Qlik Is Right About the Hard Part of AI
Qlik has published research identifying what it calls “the hard part of AI” in enterprise deployments. The framing is self-serving — Qlik sells data integration and analytics software — but the underlying observation is accurate and underreported.
The hard part of AI is not the model. It is everything the model depends on.
Enterprise AI projects fail at a predictable set of choke points. Data that exists in the organization but is not accessible to the model. Data that is accessible but inconsistent, unlabeled, or structured in ways that the model cannot parse reliably. Outputs that are technically correct but operationally useless because they do not map to the decisions the organization actually makes. Governance requirements that make deployment legally or politically untenable. Integration costs that exceed the value of the capability being deployed.

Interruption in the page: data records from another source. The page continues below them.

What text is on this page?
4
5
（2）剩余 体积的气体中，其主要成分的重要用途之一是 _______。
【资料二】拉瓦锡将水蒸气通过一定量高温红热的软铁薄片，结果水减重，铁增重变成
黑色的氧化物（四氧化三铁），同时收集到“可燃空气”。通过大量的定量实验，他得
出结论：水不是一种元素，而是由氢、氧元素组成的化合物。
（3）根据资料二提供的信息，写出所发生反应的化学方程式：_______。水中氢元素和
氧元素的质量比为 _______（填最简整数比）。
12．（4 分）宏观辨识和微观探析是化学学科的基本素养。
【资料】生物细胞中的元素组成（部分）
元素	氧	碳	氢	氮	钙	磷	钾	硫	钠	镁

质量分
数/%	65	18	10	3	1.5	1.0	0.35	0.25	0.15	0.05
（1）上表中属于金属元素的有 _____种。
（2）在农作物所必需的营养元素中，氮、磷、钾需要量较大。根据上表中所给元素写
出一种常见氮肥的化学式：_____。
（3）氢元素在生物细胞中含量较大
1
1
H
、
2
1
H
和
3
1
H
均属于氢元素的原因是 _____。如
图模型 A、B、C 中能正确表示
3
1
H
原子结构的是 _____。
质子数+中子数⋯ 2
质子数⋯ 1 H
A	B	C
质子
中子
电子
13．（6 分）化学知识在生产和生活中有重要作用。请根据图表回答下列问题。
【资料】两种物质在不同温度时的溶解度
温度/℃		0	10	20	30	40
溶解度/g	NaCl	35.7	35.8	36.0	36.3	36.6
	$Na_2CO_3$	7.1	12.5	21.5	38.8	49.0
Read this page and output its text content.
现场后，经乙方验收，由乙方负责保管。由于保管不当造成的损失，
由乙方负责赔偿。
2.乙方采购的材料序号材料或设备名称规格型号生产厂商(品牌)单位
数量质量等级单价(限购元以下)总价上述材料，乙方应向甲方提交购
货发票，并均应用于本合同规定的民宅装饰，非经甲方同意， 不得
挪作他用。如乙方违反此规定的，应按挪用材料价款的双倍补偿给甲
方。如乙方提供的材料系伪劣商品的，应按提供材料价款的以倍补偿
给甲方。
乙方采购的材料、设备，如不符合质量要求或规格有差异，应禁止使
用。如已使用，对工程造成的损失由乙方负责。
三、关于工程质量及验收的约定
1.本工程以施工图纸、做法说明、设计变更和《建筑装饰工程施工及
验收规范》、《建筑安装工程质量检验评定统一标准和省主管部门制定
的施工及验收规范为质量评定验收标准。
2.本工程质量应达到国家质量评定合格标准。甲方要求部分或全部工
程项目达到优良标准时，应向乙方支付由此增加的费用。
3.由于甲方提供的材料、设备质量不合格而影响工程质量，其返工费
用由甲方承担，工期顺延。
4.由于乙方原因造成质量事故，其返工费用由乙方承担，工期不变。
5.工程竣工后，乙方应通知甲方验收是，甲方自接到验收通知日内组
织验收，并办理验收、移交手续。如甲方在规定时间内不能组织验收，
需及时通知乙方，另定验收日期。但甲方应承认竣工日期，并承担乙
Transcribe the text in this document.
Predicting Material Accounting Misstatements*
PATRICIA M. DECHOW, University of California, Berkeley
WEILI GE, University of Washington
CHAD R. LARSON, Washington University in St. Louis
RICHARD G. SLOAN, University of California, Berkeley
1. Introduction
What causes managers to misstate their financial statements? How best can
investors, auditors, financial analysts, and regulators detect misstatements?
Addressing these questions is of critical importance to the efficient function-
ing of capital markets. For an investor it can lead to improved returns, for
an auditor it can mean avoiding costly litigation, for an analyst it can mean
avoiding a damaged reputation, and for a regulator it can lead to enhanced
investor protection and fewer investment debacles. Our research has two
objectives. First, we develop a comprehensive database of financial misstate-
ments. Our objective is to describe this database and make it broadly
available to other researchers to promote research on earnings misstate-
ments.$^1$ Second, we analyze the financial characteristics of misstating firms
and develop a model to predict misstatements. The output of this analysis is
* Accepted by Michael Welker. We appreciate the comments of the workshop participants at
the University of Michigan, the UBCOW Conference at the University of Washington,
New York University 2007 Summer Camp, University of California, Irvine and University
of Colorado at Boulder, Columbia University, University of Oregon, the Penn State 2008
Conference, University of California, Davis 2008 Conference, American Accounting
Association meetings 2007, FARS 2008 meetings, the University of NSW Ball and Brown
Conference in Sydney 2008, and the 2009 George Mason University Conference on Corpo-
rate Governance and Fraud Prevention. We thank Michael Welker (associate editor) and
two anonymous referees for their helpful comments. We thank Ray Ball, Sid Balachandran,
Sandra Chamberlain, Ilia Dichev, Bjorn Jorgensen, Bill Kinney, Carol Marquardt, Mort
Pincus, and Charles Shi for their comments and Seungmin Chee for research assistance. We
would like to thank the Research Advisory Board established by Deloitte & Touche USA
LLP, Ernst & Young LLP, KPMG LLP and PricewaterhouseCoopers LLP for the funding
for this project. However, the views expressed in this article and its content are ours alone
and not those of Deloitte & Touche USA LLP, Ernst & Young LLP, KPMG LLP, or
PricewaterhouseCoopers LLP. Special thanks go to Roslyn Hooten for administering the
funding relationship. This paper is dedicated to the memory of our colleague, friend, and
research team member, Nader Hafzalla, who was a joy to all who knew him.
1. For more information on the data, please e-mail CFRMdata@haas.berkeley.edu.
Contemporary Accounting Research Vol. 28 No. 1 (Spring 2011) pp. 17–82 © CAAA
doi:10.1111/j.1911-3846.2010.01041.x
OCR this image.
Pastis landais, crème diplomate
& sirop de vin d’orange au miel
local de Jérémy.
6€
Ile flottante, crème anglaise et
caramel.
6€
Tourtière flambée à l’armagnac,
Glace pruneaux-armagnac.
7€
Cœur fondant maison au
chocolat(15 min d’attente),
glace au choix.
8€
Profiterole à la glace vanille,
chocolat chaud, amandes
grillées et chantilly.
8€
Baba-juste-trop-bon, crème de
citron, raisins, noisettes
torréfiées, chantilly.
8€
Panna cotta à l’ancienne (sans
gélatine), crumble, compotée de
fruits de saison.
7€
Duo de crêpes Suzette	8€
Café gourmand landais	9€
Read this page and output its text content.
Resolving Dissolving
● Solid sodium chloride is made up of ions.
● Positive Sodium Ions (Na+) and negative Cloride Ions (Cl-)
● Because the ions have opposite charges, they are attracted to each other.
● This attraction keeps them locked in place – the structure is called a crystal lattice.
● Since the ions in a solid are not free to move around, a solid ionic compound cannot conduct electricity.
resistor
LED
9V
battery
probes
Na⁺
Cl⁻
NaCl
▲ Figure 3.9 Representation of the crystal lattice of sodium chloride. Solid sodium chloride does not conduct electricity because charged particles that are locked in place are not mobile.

These are not AI problems. They are data infrastructure problems, organizational problems, and workflow design problems that AI adoption makes visible. Most of them existed before anyone deployed a model. The model just makes them expensive.
The post-hype reckoning in enterprise AI is producing a useful clarification. The organizations that deployed AI fastest, with the least rigor, are now quantifying failure costs and recalibrating. The organizations that treated AI deployment as primarily a data and integration problem from the start are in a structurally better position — not because they moved slowly, but because they invested in the layer the model depends on.
Qlik’s commercial interest is transparent: it wants to sell the data infrastructure that sits under AI deployments. That does not make the diagnosis wrong. The market for “AI readiness” infrastructure — data pipelines, integration middleware, governance tooling, and observability — is real and underdeveloped relative to the market for model access. That gap closes next, with or without Qlik.